The Fallacy of Race and the Shoah

Description

359 pages
Contains Photos, Maps, Bibliography, Index
$65.00
ISBN 0-7766-0477-5
DDC 940.53'18

Year

1998

Contributor

Reviewed by J.L. Granatstein

J.L. Granatstein, distinguished research professor emeritus of history
at York University, is the author of Who Killed Canadian History? and
co-author of The Canadian 100: The 100 Most Influential Canadians of the
20th Century and Prime Ministers: Ranking

Review

This is a curious book, a combination of Holocaust memoir and academic
study that weaves back and forth from history to anthropology to
literature. It is first a memoir of Peter Kleinmann, a Jew whose
Carpathian region of Czechoslovakia was handed over to Hungary in 1938.
In 1941, the Hungarian authorities in turn handed over the area’s Jews
to the Nazis, and the inevitable followed—slave labor camps,
shootings, extermination. But Kleinmann survived the ghetto; the
Auschwitz, Gross-Rosen, and Flossenburg camps; and a death march to be
liberated and to bear witness. His story is compelling.

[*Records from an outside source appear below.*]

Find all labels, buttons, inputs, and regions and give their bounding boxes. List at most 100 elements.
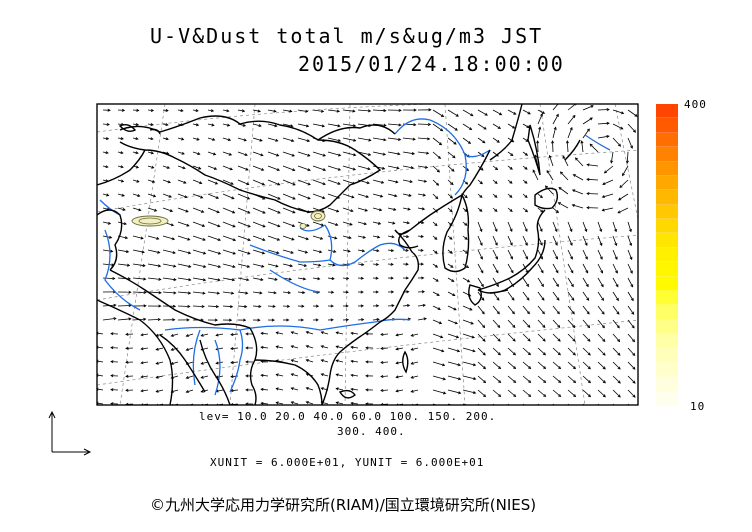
- wind-arrow-shaft: [132, 207, 141, 211]
- wind-arrow-shaft: [267, 305, 276, 307]
- wind-arrow-head: [231, 278, 236, 282]
- map-frame: [96, 103, 639, 406]
- wind-arrow-shaft: [162, 249, 176, 254]
- wind-arrow-head: [259, 291, 263, 295]
- wind-arrow-head: [395, 389, 399, 393]
- wind-arrow-head: [600, 284, 604, 288]
- wind-arrow-shaft: [411, 389, 419, 393]
- wind-arrow-head: [217, 265, 222, 268]
- wind-arrow-head: [482, 366, 487, 370]
- wind-arrow-shaft: [492, 179, 498, 184]
- wind-arrow-head: [210, 109, 215, 113]
- colorbar-segment: [656, 104, 678, 119]
- wind-arrow-head: [365, 346, 369, 350]
- wind-arrow-shaft: [252, 235, 265, 241]
- wind-arrow-shaft: [447, 375, 461, 380]
- wind-arrow-shaft: [171, 361, 179, 365]
- wind-arrow-shaft: [297, 151, 310, 157]
- wind-arrow-shaft: [432, 221, 438, 226]
- wind-arrow-head: [246, 264, 251, 268]
- wind-arrow-shaft: [297, 277, 306, 280]
- wind-arrow-shaft: [627, 137, 633, 149]
- wind-arrow-shaft: [387, 263, 394, 265]
- wind-arrow-head: [277, 196, 281, 200]
- wind-arrow-head: [555, 256, 558, 260]
- wind-arrow-shaft: [552, 249, 558, 260]
- wind-arrow-shaft: [432, 333, 443, 338]
- wind-arrow-head: [541, 283, 544, 288]
- colorbar-segment: [656, 391, 678, 406]
- wind-arrow-head: [277, 182, 281, 186]
- wind-arrow-shaft: [552, 389, 561, 397]
- wind-arrow-shaft: [537, 361, 546, 369]
- wind-arrow-head: [375, 276, 379, 280]
- wind-arrow-head: [629, 256, 633, 261]
- wind-arrow-shaft: [351, 402, 359, 405]
- wind-arrow-head: [213, 167, 218, 170]
- unit-label: XUNIT = 6.000E+01, YUNIT = 6.000E+01: [210, 456, 485, 469]
- wind-arrow-head: [155, 375, 159, 379]
- wind-arrow-shaft: [192, 235, 206, 241]
- wind-arrow-head: [286, 318, 290, 322]
- wind-arrow-shaft: [567, 263, 574, 273]
- wind-arrow-shaft: [411, 333, 419, 337]
- wind-arrow-head: [361, 318, 365, 322]
- wind-arrow-shaft: [102, 193, 109, 196]
- wind-arrow-head: [230, 181, 234, 185]
- wind-arrow-head: [434, 264, 439, 268]
- wind-arrow-head: [509, 228, 513, 232]
- wind-arrow-shaft: [336, 332, 344, 335]
- wind-arrow-shaft: [132, 109, 139, 111]
- wind-arrow-head: [471, 335, 475, 339]
- wind-arrow-shaft: [261, 360, 269, 363]
- wind-arrow-shaft: [447, 277, 455, 282]
- wind-arrow-shaft: [582, 389, 591, 397]
- wind-arrow-head: [497, 126, 502, 129]
- wind-arrow-shaft: [207, 123, 214, 126]
- wind-arrow-head: [586, 297, 590, 301]
- wind-arrow-shaft: [612, 375, 621, 384]
- wind-arrow-head: [306, 223, 310, 227]
- wind-arrow-head: [230, 291, 235, 295]
- wind-arrow-head: [289, 109, 293, 113]
- wind-arrow-shaft: [342, 123, 356, 127]
- wind-arrow-head: [230, 305, 234, 309]
- wind-arrow-head: [353, 153, 357, 157]
- wind-arrow-shaft: [312, 179, 326, 185]
- wind-arrow-head: [273, 291, 277, 295]
- wind-arrow-head: [276, 251, 280, 255]
- wind-arrow-shaft: [252, 179, 265, 186]
- wind-arrow-shaft: [462, 305, 473, 311]
- wind-arrow-shaft: [222, 263, 235, 268]
- wind-arrow-shaft: [522, 235, 528, 246]
- wind-arrow-head: [524, 209, 529, 213]
- wind-arrow-shaft: [387, 305, 394, 307]
- wind-arrow-shaft: [222, 291, 234, 294]
- wind-arrow-head: [375, 262, 380, 266]
- wind-arrow-shaft: [507, 137, 514, 143]
- wind-arrow-shaft: [582, 128, 590, 139]
- wind-arrow-shaft: [261, 388, 269, 391]
- wind-arrow-head: [513, 393, 517, 398]
- wind-arrow-shaft: [432, 151, 441, 159]
- wind-arrow-shaft: [117, 263, 130, 266]
- wind-arrow-shaft: [276, 402, 284, 405]
- wind-arrow-head: [558, 380, 562, 384]
- wind-arrow-shaft: [342, 207, 354, 212]
- wind-arrow-shaft: [492, 375, 501, 383]
- wind-arrow-head: [215, 403, 219, 405]
- wind-arrow-head: [532, 169, 536, 173]
- wind-arrow-shaft: [582, 235, 588, 246]
- color-scale-bar: [656, 104, 678, 406]
- wind-arrow-head: [600, 270, 603, 274]
- wind-arrow-shaft: [627, 221, 632, 232]
- wind-arrow-head: [494, 167, 499, 171]
- colorbar-segment: [656, 161, 678, 176]
- wind-arrow-shaft: [432, 137, 442, 146]
- wind-arrow-head: [300, 318, 305, 322]
- wind-arrow-head: [143, 290, 147, 294]
- wind-arrow-shaft: [402, 207, 411, 210]
- wind-arrow-head: [365, 195, 369, 198]
- wind-arrow-shaft: [567, 235, 573, 246]
- wind-arrow-head: [543, 393, 547, 398]
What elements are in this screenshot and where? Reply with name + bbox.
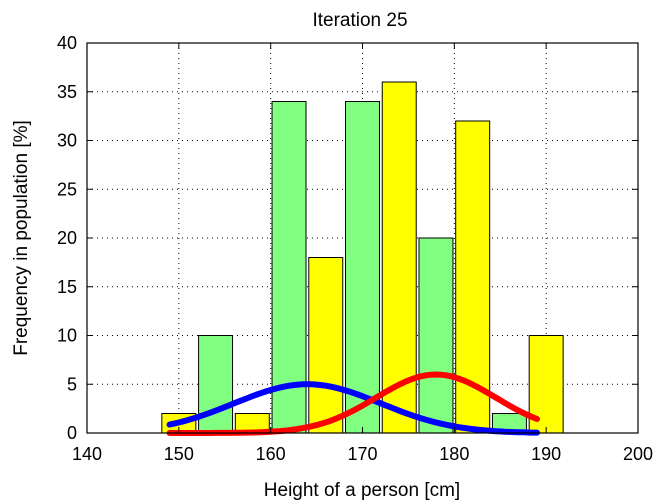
bars-group (161, 81, 564, 434)
bar-green-178 (418, 237, 454, 434)
x-tick-label: 160 (256, 444, 286, 464)
y-tick-label: 5 (67, 374, 77, 394)
y-tick-label: 40 (57, 33, 77, 53)
x-tick-label: 190 (531, 444, 561, 464)
y-tick-label: 0 (67, 423, 77, 443)
y-tick-label: 10 (57, 326, 77, 346)
bar-green-154 (198, 335, 234, 434)
y-tick-label: 30 (57, 131, 77, 151)
y-axis-label: Frequency in population [%] (11, 120, 32, 356)
bar-green-170 (345, 101, 380, 434)
x-tick-label: 170 (347, 444, 377, 464)
bar-yellow-166 (308, 257, 344, 434)
x-tick-label: 200 (623, 444, 653, 464)
x-tick-label: 180 (439, 444, 469, 464)
y-tick-label: 25 (57, 179, 77, 199)
x-tick-label: 140 (72, 444, 102, 464)
x-axis-ticks: 140 150 160 170 180 190 200 (72, 43, 653, 464)
chart-title: Iteration 25 (312, 10, 407, 31)
y-tick-label: 15 (57, 277, 77, 297)
y-axis-ticks: 0 5 10 15 20 25 30 35 40 (57, 33, 638, 443)
x-tick-label: 150 (164, 444, 194, 464)
x-axis-label: Height of a person [cm] (264, 480, 460, 501)
y-tick-label: 35 (57, 82, 77, 102)
curve-blue (166, 381, 540, 436)
y-tick-label: 20 (57, 228, 77, 248)
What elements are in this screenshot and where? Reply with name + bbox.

The second section, the academic study, aims to provide a larger
historical context into which Kleinmann’s experience can fit, and it
covers everything from prewar Jewish life to Nazi ideology and the final
solution. This part is adequately done but perhaps too brief to add much
to what is widely known. What makes the book as a whole invaluable is
the splendid images that fill its pages—documents, family snapshots,
maps, posters, cartoons, and present-day photos of sites referred to in
the story. For Kleinmann’s story and for the illustrations and
photographs, this book is well worth perusing.